Yes, exactly! Thank you, I completely agree with you. I think when the civilian component, the civilian alter ego of a superhero is a milquetoast, it’s a great letdown. It’s much more fun when you’ve got a Stephen Strange, or a Tony Stark, or somebody who is fascinating and a piece of work, or a Black Widow, fascinating in their human lives as they are in their hero life.
Scott Derrickson said he had eight meetings with Marvel to get the job. Did you have that many meetings?
It was shorter for me. I came aboard when Scott was definitely the guy, and I sort of badgered my way into the room because I’d heard that Doctor Strange was coming up, and he was always my favorite comic book character, so I ran at it. I had a long talk with Scott and Kevin Feige and [executive producer] Stephen Broussard at Marvel, and we hit it off really well. We spent three or four hours together, and it went really well.
There was sort of a hiccup a few days later where they said, “We’re not completely sure that that’s exactly the way we want to tell the story. Maybe we’ll talk to other writers.” I called my agent back and said, “Don’t take that answer. Call them back, tell them there’s a lot of right answers, and get me back in the room.” They put me back in the room, we did another three or four hours, and I ended up being the guy. In the end, they said that I was the only writer they seriously spoke to. I suppose I willed it into being.
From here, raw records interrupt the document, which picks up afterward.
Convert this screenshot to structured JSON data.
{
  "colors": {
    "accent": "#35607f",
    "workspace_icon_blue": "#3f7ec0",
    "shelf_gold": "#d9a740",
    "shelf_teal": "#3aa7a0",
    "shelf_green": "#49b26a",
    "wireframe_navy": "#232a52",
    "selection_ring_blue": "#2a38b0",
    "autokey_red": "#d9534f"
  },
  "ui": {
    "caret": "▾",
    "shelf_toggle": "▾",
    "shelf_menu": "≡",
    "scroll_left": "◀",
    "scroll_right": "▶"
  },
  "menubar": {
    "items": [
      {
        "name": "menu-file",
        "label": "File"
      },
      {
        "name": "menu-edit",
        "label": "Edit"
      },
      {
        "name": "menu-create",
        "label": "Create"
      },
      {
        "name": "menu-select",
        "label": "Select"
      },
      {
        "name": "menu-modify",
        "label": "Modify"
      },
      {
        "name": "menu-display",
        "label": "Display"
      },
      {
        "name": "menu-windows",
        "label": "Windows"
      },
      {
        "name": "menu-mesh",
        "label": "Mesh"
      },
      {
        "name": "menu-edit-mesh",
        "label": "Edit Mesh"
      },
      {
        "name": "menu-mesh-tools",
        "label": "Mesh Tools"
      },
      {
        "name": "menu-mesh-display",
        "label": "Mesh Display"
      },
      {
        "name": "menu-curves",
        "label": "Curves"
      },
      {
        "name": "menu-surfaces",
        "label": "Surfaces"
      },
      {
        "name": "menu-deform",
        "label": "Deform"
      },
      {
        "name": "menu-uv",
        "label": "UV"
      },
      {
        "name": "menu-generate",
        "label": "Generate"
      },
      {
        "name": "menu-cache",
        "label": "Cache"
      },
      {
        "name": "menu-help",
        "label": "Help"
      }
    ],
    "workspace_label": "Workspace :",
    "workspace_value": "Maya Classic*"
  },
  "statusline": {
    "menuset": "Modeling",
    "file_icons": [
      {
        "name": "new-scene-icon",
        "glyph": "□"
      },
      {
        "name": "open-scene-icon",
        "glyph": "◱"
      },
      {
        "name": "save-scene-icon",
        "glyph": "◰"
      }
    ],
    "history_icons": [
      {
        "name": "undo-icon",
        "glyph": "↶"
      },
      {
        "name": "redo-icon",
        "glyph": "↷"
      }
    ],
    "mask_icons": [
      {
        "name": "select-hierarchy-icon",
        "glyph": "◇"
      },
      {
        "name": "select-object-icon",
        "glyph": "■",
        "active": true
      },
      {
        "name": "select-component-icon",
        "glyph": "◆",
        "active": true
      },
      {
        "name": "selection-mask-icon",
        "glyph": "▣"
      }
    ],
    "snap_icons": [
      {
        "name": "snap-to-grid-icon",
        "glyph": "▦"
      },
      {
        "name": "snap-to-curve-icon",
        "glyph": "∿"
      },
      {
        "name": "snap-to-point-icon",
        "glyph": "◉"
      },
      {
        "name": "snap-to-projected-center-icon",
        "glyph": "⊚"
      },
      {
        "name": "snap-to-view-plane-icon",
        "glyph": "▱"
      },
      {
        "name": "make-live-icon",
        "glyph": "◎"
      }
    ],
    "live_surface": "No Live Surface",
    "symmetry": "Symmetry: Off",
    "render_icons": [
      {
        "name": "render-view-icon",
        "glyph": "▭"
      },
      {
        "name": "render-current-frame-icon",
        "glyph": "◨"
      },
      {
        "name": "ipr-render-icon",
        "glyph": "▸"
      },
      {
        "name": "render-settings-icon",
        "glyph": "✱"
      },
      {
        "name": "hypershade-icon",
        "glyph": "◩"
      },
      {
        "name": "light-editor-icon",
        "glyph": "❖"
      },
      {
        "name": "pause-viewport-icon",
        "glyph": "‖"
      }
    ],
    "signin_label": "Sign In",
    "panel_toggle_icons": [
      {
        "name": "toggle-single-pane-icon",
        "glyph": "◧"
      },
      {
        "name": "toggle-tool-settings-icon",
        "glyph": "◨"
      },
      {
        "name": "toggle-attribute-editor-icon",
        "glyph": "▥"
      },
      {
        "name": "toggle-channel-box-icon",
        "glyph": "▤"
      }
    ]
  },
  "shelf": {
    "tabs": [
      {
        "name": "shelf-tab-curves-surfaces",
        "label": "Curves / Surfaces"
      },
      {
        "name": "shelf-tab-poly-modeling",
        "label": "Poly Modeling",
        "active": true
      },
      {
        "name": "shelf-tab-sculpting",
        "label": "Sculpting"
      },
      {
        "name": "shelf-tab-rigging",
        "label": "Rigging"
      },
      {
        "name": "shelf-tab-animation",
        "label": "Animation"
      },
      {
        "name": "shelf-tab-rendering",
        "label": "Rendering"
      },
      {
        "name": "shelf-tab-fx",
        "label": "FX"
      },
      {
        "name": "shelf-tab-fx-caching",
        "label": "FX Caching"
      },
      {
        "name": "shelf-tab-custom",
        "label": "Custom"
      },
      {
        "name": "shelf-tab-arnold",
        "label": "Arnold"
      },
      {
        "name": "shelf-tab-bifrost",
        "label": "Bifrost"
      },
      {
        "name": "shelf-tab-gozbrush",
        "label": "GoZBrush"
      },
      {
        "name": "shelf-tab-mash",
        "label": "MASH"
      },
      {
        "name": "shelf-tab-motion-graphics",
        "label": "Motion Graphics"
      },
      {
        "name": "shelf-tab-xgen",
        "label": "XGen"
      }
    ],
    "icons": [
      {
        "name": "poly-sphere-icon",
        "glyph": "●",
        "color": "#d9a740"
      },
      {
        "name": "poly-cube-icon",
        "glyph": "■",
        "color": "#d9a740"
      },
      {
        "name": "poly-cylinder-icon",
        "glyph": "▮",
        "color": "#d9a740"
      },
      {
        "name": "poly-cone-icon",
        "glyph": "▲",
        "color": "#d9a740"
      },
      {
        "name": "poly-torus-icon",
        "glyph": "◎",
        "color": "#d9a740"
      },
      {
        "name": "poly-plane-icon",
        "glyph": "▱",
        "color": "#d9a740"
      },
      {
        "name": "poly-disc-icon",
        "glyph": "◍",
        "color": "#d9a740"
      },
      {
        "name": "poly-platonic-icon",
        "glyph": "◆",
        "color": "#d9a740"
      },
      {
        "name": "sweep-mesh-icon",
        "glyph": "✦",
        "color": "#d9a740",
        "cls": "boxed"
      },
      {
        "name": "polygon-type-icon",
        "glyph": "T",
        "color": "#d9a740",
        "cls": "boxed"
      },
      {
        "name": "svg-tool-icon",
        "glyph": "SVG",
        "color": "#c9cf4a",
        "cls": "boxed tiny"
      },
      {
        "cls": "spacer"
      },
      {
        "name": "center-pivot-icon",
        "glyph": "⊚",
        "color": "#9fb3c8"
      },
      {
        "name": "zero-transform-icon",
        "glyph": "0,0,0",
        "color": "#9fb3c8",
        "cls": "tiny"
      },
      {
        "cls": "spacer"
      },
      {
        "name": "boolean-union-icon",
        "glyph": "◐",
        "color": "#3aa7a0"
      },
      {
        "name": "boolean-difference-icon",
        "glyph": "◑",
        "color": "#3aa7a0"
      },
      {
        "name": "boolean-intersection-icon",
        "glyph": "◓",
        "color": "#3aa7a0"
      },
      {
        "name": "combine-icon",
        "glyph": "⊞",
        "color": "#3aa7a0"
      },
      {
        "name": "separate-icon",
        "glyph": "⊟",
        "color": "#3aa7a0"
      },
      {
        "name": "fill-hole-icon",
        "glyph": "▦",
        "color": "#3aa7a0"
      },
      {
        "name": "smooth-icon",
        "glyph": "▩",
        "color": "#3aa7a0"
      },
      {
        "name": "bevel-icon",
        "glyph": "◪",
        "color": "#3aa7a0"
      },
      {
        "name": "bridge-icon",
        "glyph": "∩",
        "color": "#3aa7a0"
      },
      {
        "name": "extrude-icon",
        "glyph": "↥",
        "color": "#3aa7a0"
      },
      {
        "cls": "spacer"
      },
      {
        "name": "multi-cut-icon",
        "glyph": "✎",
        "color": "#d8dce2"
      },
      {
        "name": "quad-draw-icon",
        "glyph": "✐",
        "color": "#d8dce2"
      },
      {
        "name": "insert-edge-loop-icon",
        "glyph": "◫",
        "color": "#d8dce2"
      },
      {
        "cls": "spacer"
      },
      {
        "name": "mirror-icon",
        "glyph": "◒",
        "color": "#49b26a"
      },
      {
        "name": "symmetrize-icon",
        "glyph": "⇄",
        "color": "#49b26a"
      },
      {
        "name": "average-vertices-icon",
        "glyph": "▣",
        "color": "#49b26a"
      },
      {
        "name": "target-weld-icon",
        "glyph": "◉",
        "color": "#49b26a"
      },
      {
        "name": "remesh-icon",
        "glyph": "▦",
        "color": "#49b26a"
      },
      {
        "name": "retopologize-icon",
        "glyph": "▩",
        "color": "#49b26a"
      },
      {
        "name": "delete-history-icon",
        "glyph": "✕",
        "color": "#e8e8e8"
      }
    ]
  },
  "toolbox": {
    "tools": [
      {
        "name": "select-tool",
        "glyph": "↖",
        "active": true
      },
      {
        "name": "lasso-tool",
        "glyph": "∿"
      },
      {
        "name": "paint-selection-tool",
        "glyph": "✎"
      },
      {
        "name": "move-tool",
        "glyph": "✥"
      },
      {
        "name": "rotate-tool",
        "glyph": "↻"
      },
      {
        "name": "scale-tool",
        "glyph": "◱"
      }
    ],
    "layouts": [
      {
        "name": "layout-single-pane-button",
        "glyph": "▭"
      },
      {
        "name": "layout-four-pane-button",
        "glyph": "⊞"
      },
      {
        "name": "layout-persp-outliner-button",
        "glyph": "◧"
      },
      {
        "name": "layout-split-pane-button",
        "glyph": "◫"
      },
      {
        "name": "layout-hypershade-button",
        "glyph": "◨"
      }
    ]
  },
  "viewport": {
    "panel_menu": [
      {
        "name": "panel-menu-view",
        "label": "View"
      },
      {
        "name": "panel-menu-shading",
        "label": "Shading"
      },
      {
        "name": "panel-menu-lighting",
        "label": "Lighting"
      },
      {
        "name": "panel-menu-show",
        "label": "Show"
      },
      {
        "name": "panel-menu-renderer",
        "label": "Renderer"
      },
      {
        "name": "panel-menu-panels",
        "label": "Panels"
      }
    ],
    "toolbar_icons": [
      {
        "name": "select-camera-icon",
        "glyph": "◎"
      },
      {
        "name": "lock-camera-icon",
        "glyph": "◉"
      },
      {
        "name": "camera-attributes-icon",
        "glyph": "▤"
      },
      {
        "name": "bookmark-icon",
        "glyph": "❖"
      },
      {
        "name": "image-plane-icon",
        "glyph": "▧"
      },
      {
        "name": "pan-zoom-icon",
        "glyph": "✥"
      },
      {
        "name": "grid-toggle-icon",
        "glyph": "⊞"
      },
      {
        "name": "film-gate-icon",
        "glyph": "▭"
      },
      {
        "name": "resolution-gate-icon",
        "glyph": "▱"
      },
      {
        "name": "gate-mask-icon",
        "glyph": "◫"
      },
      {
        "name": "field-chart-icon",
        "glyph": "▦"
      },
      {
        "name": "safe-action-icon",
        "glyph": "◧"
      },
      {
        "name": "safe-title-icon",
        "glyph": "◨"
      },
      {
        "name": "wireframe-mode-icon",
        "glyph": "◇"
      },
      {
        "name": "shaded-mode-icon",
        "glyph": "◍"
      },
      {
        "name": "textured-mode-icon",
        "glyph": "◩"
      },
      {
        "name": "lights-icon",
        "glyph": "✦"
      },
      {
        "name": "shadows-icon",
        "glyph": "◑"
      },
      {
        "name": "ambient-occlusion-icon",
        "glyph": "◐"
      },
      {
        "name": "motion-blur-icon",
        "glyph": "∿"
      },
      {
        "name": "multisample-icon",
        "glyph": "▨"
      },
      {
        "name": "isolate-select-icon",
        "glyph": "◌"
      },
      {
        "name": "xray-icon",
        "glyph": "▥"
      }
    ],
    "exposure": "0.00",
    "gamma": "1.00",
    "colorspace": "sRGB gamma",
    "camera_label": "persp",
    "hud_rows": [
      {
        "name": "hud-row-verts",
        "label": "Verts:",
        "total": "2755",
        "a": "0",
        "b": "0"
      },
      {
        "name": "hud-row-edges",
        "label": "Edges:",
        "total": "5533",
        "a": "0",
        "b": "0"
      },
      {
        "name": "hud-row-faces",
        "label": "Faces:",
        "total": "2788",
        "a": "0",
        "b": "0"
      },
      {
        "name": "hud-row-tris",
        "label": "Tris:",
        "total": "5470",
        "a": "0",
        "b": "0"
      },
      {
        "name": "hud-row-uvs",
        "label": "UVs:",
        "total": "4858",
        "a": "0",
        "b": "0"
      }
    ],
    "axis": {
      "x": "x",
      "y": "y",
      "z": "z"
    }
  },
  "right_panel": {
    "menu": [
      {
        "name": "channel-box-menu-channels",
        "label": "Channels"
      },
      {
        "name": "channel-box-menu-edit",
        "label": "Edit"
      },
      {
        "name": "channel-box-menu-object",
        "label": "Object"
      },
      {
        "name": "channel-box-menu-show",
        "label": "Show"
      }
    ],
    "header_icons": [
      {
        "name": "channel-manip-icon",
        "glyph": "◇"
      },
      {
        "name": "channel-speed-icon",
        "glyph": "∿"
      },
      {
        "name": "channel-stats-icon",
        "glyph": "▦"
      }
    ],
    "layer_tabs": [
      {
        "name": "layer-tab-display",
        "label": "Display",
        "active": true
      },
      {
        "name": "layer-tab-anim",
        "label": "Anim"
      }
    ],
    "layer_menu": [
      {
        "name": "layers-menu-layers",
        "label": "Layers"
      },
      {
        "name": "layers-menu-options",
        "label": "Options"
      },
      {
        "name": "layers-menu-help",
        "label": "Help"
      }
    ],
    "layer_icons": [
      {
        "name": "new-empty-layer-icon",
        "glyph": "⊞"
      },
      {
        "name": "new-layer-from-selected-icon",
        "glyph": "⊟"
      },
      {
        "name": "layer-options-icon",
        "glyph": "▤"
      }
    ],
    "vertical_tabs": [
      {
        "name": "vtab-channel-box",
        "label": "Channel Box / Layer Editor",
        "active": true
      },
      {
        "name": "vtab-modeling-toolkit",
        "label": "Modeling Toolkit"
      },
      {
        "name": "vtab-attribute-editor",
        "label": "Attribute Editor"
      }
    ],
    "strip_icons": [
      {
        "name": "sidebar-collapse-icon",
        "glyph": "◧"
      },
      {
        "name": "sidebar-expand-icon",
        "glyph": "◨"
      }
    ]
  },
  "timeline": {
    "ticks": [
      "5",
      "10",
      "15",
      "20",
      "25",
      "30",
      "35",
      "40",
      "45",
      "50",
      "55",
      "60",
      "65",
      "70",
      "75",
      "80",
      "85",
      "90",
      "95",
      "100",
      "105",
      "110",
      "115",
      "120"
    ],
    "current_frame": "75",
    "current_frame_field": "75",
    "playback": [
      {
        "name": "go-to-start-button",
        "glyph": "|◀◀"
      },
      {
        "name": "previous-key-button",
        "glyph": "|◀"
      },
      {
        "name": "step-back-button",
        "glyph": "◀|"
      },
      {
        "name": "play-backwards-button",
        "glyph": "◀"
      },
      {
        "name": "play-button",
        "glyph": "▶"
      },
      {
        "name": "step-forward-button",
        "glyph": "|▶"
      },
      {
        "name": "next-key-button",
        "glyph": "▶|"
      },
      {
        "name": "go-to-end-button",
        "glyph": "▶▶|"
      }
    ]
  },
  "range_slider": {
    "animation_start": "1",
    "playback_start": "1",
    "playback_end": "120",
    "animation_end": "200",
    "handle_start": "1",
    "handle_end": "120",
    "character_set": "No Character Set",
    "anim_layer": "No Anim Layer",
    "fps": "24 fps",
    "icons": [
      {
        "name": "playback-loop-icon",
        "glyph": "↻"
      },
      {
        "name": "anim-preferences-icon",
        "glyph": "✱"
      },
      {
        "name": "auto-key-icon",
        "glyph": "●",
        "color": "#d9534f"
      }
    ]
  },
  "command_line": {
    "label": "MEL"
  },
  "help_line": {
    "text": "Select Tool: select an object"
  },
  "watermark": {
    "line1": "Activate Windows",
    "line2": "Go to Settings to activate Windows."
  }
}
What were some of the key components of the Doctor Strange comics you all initially discussed and wanted a part of the movie?
I think we saw a lot of the same things in it. The cosmic scale, the combination of terrifying depths, just the possibility of existence opening up underneath you, of the world, of the universe being unraveled, our souls being taken, things being corrupted. Doctor Strange fights an enemy, the enemy is paralyzing, petrifying, and the stakes are cosmically high, but you also need the hero to be brilliant, cocky, swashbuckling, charismatic, and made of very tough stuff. I think we saw the character the same way. We saw the ups and downs of a Doctor Strange story compatibly.
Just like some of your other scripts, Doctor Strange requires a lot of world building.
Do you generally start with envisioning character or the world?
If I’m starting blue sky in a spec, it varies. More often I start with an extraordinary predicament, and the predicament kind of implies the right hero to solve that problem. Because you want the hero, to a certain extent, to have an imperfect toolset for the problem at hand. You want them to have half of the right tools, and to be halfway unprepared to deal with this kind of eventuality. Dr. Strange is that kind of guy. He’s a man of science and reason and possibly rigid thinking who’s plunged into a cosmic world and needs to catch up magically. He’s a very proud man whose pride is sometimes the source of his strength, and sometimes the thing that holds him back and trips him up. In a lot of storytelling, I begin with a predicament and imagine the character who would be powerful but still struggle in the face of that.
Sometimes it’s the character first. Sometimes I think of someone and just want them to play out an adventure, and figure out what would put them through their paces best.